On August 11, the continent rejoiced in the fact that a year has passed since the last African case of polio was identified. Even though the patient was from Somalia, his infection sourced from the chain of an outbreak in Nigeria, the one country where the polio virus had never really died, not even temporarily.
This is the first time in the history of the continent that the one-year milestone was reached. However, experts are still nervous about a possible resurrection of the disease, so much so that even the Global Polio Eradication Initiative announced the cause for celebration under a doubtful title “Is Africa Polio-Free?”
Partly fearing he might jinx it, Dr. Hamid Jafari, the head of the World Health Organization’s initiative, made sure he explained that, in spite of the big success, the outcome might change whenever. Currently, one of the greatest worries is regarding the potentially undetected cases found in regions that are yet to be reached by health workers.
But the progress started in 1988 with the initiative of eradicating polio on a global level is rather visible; compared to the 350,000 children that would remain paralyzed by the virus each year back then, 2014 reports showed than only 359 were still affected annually.
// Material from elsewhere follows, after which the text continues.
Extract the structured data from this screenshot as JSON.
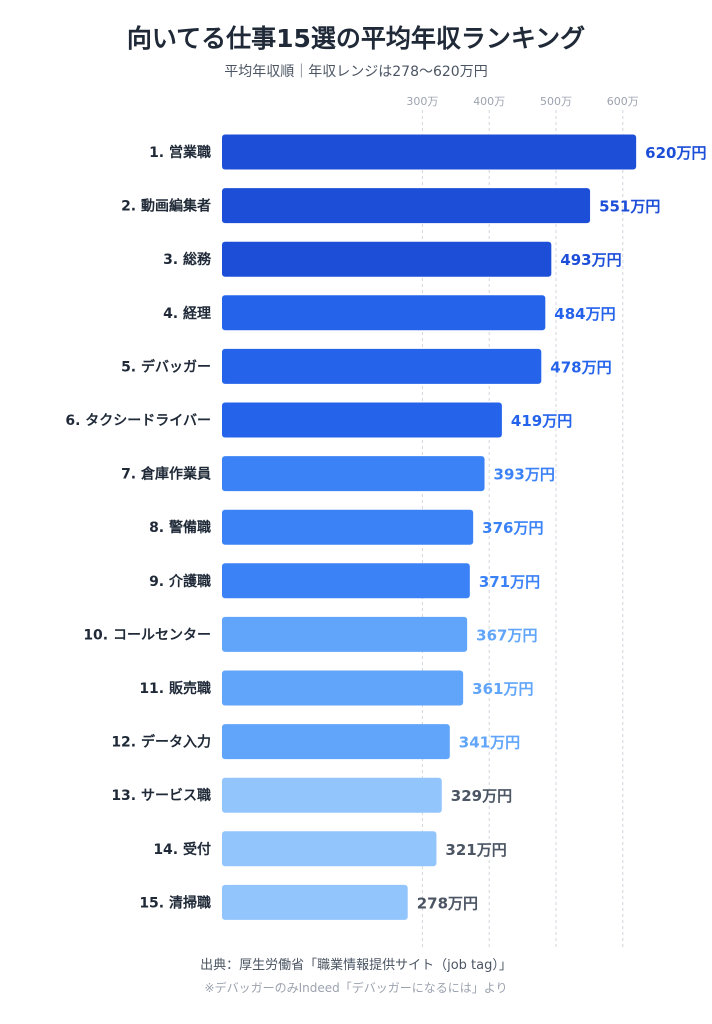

Ever since 2001, the global count of new cases has been below 2,000 annually, which meant the eradication efforts also lowered to about US$1 billion a year. But because the virus has proved a master in crossing borders and infesting other countries, epidemiologists are still frustrated about the new cases found in Pakistan or Afghanistan.
According to Dr Elias Durry, director of WHO’s anti-polio effort in Pakistan, this announcement was subdued for multiple reasons. Even if there are no more cases across the continent, the declaration of being polio-free will only be official in another two years. The WHO policy states that three years need to pass due to the difficult surveillance over the remote villages.
At the same time, Nigeria’s health ministries did not want to mark the milestone with parades so it won’t send the wrong message. A modest tree-planting ceremony attended by the new president, Dr Muhammadu Buhari, was all that happened in honor of the occasion. Polio has not been eradicated, they emphasized. More than ever, vaccination and surveillance efforts must continue.